My Achilles’ Heel, used to be the girls, and how quickly I could get them out of their crates (and with what tools) if there was an accident in the Bronco.
Now it’s clear that my Achilles’ Heel is Dick’s eyes.
Dick had cataract surgery almost a month ago. What should have been a quick recovery has instead been a long, drawn out process of coping with irritation, infection, and a whole lot of doctor’s visits.
I called my dad to wish him a happy birthday on Wednesday and actually told him I was scared. I can’t stand to see Dick in pain. I never talk to my dad about such things.
Initially after the operation I was ferrying Dick around. (He has recovered enough that he can see to drive, but he has to take long breaks when he doesn’t use his eyes at all.)
I would take Dick to his post op appointments. I think you can see from the above sketch how rattled by the whole experience I was. One could argue that my sketch of Dick was my warm up sketch, but I know that isn’t it. I couldn’t even bear to look at him I was so worried. (And I tend not to worry about medical things until they are “final.”)
After trying to focus on sketching Dick I turned my attention to someone else in the waiting room and I had absolutely no difficulty. The sketch at the right is accurate, crisp, clean, decisive.
I thought about this incident over the next several days, while I marveled at how mature, stoical, and just generally fantastic Dick is. If something like this were happening to me I would be complaining, grumbling, and throwing attitude at everyone within earshot.
He has just kept keeping on. And of course, taking frequent breaks to not use his eyes. I want to be like Dick when I grow up.
Then a couple doctor’s visits later I was sitting opposite Dick and I decided to sketch him again. My first attempt to sketch him is on the left of the second image in this post. The sketch seems amorphous, and vague. I couldn’t focus in on the proportions of his face.
But I had had time to think over my drawing experience from May 9th. I realized what was happening. When drawing you have to navigate a thin line between observing and care taking. You want the emotional connection (it’s the recognition of that connection that’s one of the reason I sketch), but you don’t want the sentimentality. And you don’t want to be stopped and brought out of the present moment by thinking of what isn’t, of what hasn’t happened.

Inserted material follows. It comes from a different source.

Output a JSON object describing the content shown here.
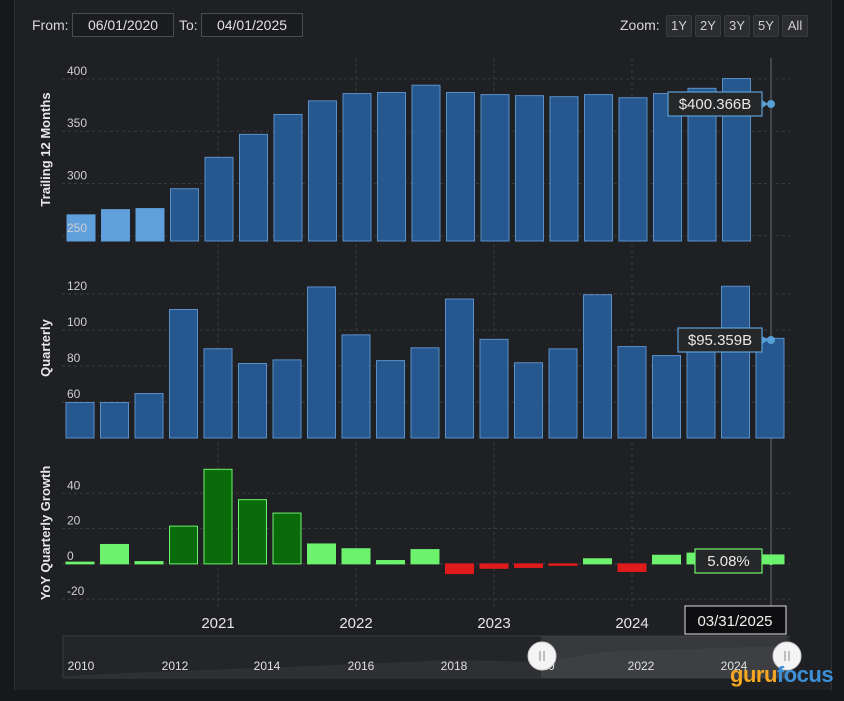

I took a deep breath and shook it off. I can deal with gaping wounds, I’m not going to let eye problems bring me to my knees.
I started a new portrait in the same position. Dick would shift positions, but every few minutes his hand would come up and his head and hand would be in roughly the same position. His eyes were squinted shut because of the discomfort.
This time I forced myself to sketch Dick, just as he was. I used the same determination I’ve used to quiet my mind and sketch in other difficult moments, whether it was the last sketches I did of Dottie on the day she died, or the many emergency visits to the hospital for Dick’s parents. I focus on the present moment. My commitment to that moment is what’s important.
I think it’s vital, when you have a drawing habit, to know the forces that impinge on it. It’s also fundamental to know that you can push forward in any difficult or unpleasant situation. It’s critical that you do push forward and draw anyway because drawing keeps you in the present moment.
It’s imperative that you look at everything. It’s necessary you really see what’s before you—because then you can deal with the reality.